Republican presidential candidate Mitt Romney is visiting Britain's leaders, with the Olympics Games as a backdrop, as he seeks to send a message that he recognises the close bonds between the US and its top ally.
"We have a very special relationship between the United States and Great Britain,'' Romney told NBC News in an interview in London on Thursday.
"It goes back to our very beginnings - cultural and historical."
His overseas trip will also take him to Israel and Poland.
Romney's first official appearances during a campaign swing intended to highlight longtime US alliances were to be David Cameron, the British prime minister, and Tony Blair, the former prime minister.
The Republican is also set to meet with Nick Clegg, the deputy prime minister, and Ed Miliband, the leader of the opposition Labour Party.
Romney, a former private equity executive, also requested a meeting with George Osborne, Britain's finance minister.
Romney, whose decades in private business gave him ample exposure to international affairs, is a former one-term governor of the state of Massachusetts untested on the world's political stage.
To that end, he hopes to persuade voters back home that he is no novice on foreign affairs and that they should elect him as president in a complex, dangerous world.
Romney will spend part of his time in London raising money and highlighting a key part of his resume - the successful Salt Lake City Olympics he managed - with an appearance on Friday at the opening ceremonies of the London Games.
The meetings come a day after the Daily Telegraph newspaper published a story quoting an unidentified Romney campaign adviser saying the Republican believes the US relationship with Britain is special because of shared "Anglo-Saxon heritage" and that the White House does not appreciate that shared history.
Romney, however, quickly distanced himself from any such view.
"I don't agree with whoever that adviser might be, but do agree that we have a very common bond between ourselves and Great Britain," Romney told NBC News.
Nonetheless, Joe Biden, the US vice-president, and top Obama aides criticised Romney.

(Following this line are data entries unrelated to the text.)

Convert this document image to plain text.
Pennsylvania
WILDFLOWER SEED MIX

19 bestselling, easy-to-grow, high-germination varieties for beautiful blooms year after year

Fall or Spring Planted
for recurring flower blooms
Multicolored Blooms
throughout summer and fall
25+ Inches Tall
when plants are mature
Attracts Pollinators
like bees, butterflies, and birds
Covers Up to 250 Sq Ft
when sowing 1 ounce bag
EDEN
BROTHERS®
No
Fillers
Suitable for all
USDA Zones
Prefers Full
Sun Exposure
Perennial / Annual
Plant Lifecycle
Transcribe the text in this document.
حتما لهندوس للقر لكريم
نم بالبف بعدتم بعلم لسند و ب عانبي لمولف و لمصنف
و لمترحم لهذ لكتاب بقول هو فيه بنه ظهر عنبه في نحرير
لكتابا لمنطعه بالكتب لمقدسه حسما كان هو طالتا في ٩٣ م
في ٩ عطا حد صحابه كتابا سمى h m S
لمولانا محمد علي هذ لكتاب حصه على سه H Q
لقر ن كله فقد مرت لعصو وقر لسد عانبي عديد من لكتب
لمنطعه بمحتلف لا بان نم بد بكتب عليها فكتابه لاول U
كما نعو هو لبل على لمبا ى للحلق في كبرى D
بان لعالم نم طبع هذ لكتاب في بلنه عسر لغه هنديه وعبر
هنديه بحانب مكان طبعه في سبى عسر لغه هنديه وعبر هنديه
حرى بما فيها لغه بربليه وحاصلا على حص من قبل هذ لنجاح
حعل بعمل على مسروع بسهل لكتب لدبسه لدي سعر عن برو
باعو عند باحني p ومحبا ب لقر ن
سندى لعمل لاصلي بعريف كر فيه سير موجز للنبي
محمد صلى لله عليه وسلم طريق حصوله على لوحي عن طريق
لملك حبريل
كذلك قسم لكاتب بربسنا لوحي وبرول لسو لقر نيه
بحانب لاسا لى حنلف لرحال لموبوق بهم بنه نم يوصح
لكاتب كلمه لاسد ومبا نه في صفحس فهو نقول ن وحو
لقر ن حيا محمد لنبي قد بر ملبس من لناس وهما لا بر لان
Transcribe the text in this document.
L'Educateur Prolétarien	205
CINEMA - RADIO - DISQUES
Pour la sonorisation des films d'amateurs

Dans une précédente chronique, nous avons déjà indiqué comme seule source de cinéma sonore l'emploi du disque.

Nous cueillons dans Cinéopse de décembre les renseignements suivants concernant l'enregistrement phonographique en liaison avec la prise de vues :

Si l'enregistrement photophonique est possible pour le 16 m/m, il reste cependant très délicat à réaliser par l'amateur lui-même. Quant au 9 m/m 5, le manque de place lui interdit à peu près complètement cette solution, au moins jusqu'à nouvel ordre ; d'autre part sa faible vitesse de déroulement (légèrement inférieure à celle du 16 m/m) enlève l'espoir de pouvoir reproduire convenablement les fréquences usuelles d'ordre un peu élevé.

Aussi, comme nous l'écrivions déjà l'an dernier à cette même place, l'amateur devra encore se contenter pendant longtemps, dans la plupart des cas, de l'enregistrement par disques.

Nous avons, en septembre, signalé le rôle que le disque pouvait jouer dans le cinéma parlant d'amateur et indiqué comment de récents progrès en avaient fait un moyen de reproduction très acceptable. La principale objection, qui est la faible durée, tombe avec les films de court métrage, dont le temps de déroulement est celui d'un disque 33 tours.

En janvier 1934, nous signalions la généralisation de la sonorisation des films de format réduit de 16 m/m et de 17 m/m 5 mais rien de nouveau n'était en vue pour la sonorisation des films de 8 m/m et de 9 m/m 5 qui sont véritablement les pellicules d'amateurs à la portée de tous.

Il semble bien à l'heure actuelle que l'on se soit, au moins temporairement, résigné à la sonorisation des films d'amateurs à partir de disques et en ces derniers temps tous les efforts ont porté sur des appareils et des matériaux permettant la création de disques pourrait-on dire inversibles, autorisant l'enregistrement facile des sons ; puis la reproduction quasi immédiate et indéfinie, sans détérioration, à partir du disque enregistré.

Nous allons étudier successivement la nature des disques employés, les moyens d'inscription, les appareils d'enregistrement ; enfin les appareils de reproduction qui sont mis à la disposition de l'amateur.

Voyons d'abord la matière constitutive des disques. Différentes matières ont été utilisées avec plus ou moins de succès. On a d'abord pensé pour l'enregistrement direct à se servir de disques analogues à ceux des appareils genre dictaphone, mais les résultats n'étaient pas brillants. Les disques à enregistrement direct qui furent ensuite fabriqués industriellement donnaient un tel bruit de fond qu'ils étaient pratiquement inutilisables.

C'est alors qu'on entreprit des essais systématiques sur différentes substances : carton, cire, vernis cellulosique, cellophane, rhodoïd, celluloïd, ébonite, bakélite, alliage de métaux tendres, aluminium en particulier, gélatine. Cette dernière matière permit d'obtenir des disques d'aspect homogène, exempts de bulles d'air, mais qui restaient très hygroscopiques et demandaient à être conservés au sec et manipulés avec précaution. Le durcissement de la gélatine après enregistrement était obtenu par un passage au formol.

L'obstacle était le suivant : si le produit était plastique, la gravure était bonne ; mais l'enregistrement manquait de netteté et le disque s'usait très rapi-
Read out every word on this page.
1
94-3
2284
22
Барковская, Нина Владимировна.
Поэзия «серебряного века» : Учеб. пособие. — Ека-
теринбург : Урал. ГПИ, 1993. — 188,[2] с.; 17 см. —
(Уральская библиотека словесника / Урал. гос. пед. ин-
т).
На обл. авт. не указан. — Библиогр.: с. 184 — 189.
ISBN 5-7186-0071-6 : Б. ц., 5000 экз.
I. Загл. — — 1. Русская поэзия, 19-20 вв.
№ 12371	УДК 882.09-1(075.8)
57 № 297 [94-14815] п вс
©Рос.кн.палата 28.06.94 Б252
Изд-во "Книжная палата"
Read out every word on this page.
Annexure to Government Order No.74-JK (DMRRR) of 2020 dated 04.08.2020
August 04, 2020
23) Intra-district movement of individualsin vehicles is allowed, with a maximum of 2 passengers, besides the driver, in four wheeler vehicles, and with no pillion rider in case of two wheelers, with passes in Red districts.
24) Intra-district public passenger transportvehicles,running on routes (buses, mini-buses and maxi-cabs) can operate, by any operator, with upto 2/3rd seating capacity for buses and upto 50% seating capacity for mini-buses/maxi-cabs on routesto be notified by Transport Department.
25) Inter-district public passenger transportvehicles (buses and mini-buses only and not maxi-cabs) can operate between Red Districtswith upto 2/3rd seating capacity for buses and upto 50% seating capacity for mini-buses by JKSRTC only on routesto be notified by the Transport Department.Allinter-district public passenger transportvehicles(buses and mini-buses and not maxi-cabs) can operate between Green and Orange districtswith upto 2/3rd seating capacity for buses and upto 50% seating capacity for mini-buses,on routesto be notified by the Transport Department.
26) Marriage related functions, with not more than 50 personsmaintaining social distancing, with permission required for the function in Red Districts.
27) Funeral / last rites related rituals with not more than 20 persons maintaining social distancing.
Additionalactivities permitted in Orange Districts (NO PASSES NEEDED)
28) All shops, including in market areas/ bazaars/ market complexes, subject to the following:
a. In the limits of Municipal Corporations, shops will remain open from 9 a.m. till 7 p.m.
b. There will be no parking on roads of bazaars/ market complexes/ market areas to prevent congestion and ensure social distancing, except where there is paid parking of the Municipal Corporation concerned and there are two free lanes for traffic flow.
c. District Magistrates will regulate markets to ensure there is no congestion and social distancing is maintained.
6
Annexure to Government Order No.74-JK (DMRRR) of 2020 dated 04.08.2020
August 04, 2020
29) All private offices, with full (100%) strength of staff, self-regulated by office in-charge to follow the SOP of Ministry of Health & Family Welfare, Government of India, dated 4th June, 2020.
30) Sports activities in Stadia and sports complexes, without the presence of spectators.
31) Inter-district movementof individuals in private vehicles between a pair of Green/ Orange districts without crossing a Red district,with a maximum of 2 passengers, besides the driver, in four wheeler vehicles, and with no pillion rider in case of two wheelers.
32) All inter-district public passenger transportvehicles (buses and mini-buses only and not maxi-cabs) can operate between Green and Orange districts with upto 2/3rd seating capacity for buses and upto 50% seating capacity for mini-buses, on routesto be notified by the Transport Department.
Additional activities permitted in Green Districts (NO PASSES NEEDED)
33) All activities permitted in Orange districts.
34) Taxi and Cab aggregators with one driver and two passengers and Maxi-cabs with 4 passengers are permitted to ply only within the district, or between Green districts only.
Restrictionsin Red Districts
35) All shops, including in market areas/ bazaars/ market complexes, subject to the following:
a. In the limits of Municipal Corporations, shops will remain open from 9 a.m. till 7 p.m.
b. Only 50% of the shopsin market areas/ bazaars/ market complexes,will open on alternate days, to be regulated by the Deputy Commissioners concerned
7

"The comments reported this morning are a disturbing start to a trip designed to demonstrate Governor Romney's readiness to represent the United States on the world's stage," Biden said.
Later on Thursday, Romney planned to hold a high-dollar fundraiser at the Mandarin Oriental hotel in London's Knightsbridge district.
One of the hosts of that fundraiser, former Barclays CEO Ian Diamond, withdrew from the event after he resigned in the wake of a rate-rigging scandal rocking British banks.